Editorial: Education key to improve recycling

Thursday, January 18, 2018

We are glad that Amherst has a new waste reduction enforcement coordinator and we support the goal of improving recycling in town. We hope that efforts focus more on educating residents than picking through their trash bags.

Mimi Kaplan began working last year in the position funded primarily by a $50,000 grant from the Massachusetts Department of Environmental Protection Sustainable Materials Recovery Program. Her mission during the next two years is to improve the separation of trash from recyclables, and increase the amount of clean material being recycled rather than going to landfills or incinerators.

Amherst, like other area communities including Northampton, has dual-stream recycling in which cans and bottles are separated from paper and cardboard.

“The biggest thing is to reduce contamination of recycling streams,” Kaplan says. “The town’s regulation says to separate recyclables from trash.”

According to town regulations, Amherst residents should not have more than 5 percent recyclables mixed in with their trash, and haulers are not supposed to collect trash that does not meet this standard.

Kaplan estimates that the town recycles only 32 percent of possible recyclables, which is in line with the figures provided by waste haulers who estimate a rate of between 30 percent and 35 percent. That means homeowners and tenants can do a lot better and should benefit from an educational refresher to keep recyclables clean and separated from trash.

Kaplan says her initial observations of trash bags and recyclables left outside single-family and multi-family homes revealed Styrofoam, plastic bags and containers with liquids mixed with material that can properly be recycled, while recyclables were put in with the trash. “I definitely saw a lot of cardboard being thrown away,” she says.

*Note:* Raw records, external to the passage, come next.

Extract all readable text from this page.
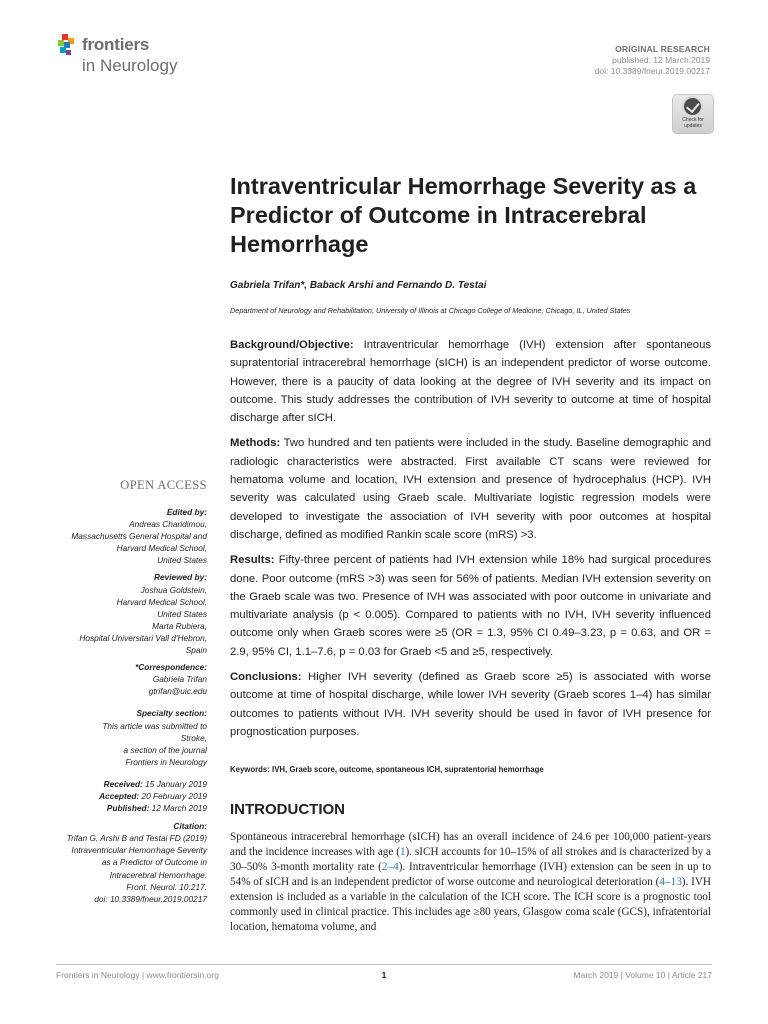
frontiers
in Neurology
ORIGINAL RESEARCH
published: 12 March 2019
doi: 10.3389/fneur.2019.00217
Check for
updates
Intraventricular Hemorrhage Severity as a Predictor of Outcome in Intracerebral Hemorrhage
Gabriela Trifan*, Baback Arshi and Fernando D. Testai
Department of Neurology and Rehabilitation, University of Illinois at Chicago College of Medicine, Chicago, IL, United States

Background/Objective: Intraventricular hemorrhage (IVH) extension after spontaneous supratentorial intracerebral hemorrhage (sICH) is an independent predictor of worse outcome. However, there is a paucity of data looking at the degree of IVH severity and its impact on outcome. This study addresses the contribution of IVH severity to outcome at time of hospital discharge after sICH.

Methods: Two hundred and ten patients were included in the study. Baseline demographic and radiologic characteristics were abstracted. First available CT scans were reviewed for hematoma volume and location, IVH extension and presence of hydrocephalus (HCP). IVH severity was calculated using Graeb scale. Multivariate logistic regression models were developed to investigate the association of IVH severity with poor outcomes at hospital discharge, defined as modified Rankin scale score (mRS) >3.

Results: Fifty-three percent of patients had IVH extension while 18% had surgical procedures done. Poor outcome (mRS >3) was seen for 56% of patients. Median IVH extension severity on the Graeb scale was two. Presence of IVH was associated with poor outcome in univariate and multivariate analysis (p < 0.005). Compared to patients with no IVH, IVH severity influenced outcome only when Graeb scores were ≥5 (OR = 1.3, 95% CI 0.49–3.23, p = 0.63, and OR = 2.9, 95% CI, 1.1–7.6, p = 0.03 for Graeb <5 and ≥5, respectively.

Conclusions: Higher IVH severity (defined as Graeb score ≥5) is associated with worse outcome at time of hospital discharge, while lower IVH severity (Graeb scores 1–4) has similar outcomes to patients without IVH. IVH severity should be used in favor of IVH presence for prognostication purposes.

Keywords: IVH, Graeb score, outcome, spontaneous ICH, supratentorial hemorrhage
INTRODUCTION

Spontaneous intracerebral hemorrhage (sICH) has an overall incidence of 24.6 per 100,000 patient-years and the incidence increases with age (1). sICH accounts for 10–15% of all strokes and is characterized by a 30–50% 3-month mortality rate (2–4). Intraventricular hemorrhage (IVH) extension can be seen in up to 54% of sICH and is an independent predictor of worse outcome and neurological deterioration (4–13). IVH extension is included as a variable in the calculation of the ICH score. The ICH score is a prognostic tool commonly used in clinical practice. This includes age ≥80 years, Glasgow coma scale (GCS), infratentorial location, hematoma volume, and

OPEN ACCESS
Edited by:
Andreas Charidimou,
Massachusetts General Hospital and
Harvard Medical School,
United States
Reviewed by:
Joshua Goldstein,
Harvard Medical School,
United States
Marta Rubiera,
Hospital Universitari Vall d'Hebron,
Spain
*Correspondence:
Gabriela Trifan
gtrifan@uic.edu
Specialty section:
This article was submitted to
Stroke,
a section of the journal
Frontiers in Neurology
Received: 15 January 2019
Accepted: 20 February 2019
Published: 12 March 2019
Citation:
Trifan G, Arshi B and Testai FD (2019)
Intraventricular Hemorrhage Severity
as a Predictor of Outcome in
Intracerebral Hemorrhage.
Front. Neurol. 10:217.
doi: 10.3389/fneur.2019.00217
Frontiers in Neurology | www.frontiersin.org	1	March 2019 | Volume 10 | Article 217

Her findings are based on visual observations, and Kaplan points out it is easy to detect if trash has been placed in a recycling bin. Though she says, “I make it clear to people that we’re not looking through people’s trash.” However, Kaplan did not rule out the possibility of lifting trash-can covers to make closer inspections in the future.

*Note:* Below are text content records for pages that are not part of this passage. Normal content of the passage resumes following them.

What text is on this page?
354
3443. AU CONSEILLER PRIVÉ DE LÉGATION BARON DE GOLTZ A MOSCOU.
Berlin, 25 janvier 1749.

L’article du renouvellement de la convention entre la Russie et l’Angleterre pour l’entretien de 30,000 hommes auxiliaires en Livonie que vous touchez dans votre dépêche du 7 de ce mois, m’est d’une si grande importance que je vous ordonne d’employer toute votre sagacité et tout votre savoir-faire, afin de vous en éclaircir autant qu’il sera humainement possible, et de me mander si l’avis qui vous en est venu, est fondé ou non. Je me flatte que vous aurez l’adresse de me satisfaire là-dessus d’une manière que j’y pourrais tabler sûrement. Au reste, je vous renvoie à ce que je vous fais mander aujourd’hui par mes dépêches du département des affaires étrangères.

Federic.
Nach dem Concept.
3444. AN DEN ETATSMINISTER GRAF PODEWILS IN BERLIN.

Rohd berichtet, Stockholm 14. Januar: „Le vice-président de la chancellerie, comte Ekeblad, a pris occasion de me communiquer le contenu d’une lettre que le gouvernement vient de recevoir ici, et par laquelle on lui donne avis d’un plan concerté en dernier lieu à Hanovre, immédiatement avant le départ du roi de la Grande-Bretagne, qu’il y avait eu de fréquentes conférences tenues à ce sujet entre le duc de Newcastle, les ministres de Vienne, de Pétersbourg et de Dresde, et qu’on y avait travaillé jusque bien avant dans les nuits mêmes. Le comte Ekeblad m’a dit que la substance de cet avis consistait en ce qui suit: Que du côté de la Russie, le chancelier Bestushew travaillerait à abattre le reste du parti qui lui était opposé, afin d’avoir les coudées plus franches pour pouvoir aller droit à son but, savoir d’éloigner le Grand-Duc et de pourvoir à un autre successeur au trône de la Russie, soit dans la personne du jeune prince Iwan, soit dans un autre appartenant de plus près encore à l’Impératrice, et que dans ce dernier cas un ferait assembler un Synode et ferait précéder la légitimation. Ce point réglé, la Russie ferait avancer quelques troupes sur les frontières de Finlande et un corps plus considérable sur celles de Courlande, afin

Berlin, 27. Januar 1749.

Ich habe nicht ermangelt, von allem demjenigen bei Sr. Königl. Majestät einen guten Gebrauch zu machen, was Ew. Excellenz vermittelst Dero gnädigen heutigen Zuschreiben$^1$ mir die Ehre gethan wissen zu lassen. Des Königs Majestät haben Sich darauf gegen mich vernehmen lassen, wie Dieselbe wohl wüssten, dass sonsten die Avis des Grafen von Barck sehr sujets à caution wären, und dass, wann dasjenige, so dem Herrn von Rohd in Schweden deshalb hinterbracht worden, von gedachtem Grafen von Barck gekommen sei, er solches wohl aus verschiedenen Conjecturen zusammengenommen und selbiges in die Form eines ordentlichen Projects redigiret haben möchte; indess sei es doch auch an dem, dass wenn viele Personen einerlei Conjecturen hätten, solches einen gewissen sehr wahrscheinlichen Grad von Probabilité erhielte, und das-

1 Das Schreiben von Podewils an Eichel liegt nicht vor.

The first phase of the town’s educational campaign was completed late last year when a flier explaining the new initiatives and what materials can be recycled was sent to residents with their water bills. Recycling guidelines also are available online at www.amherstma.gov/889/Recycling-Guidelines.

Kaplan reminds residents that, “You might be tempted to put items in the recycling even if you’re not sure they can be recycled, but it’s better to check and leave them out if they can’t, or don’t use them in the first place. Some common items that people think can go in the recycling but cannot include plastic bags (but please bring them to a large grocery store or big box store that will recycle them), Styrofoam, any black plastic, frozen food boxes, hot drink cups, cold drink plastic cups and straws.”

She adds, “The recyclables that are contaminated (such as cardboard and paper that is very wet or dirty) have no resale value and unfortunately have to be added to the trash that goes to landfills.”

Kaplan and waste haulers now will examine bags, barrels and other containers of trash and recyclables left at curbside and tag those that do not comply with the town’s regulations, using stickers that explain the problem. “We’ll try our best to tag them and tell (residents) how there is an issue with it,” she says. “Hopefully, we’ll explain what is wrong with their recycling and trash.”

Haulers also will have the option of rejecting tagged containers that are contaminated. “That doesn’t mean recycling or trash won’t be collected, necessarily,” Kaplan says.

If problems persist, residents could be fined between $50 and $500 per week, depending on the regulation. “We are not fining people yet, though that is in the long-range plan” and could begin in May, according to Kaplan.

We hope it doesn’t come to that because the town would need clear evidence to back up fines, which in cases of mixing more than 5 percent recyclables in with trash would require a careful inventory of what’s in the bag. That strikes us as too big a dose of Big Brother.

We encourage residents to avoid that by being careful about how they separate recyclables and trash, and paying attention if they get “tagged.” It’s in the best interest of us all to get recycling right.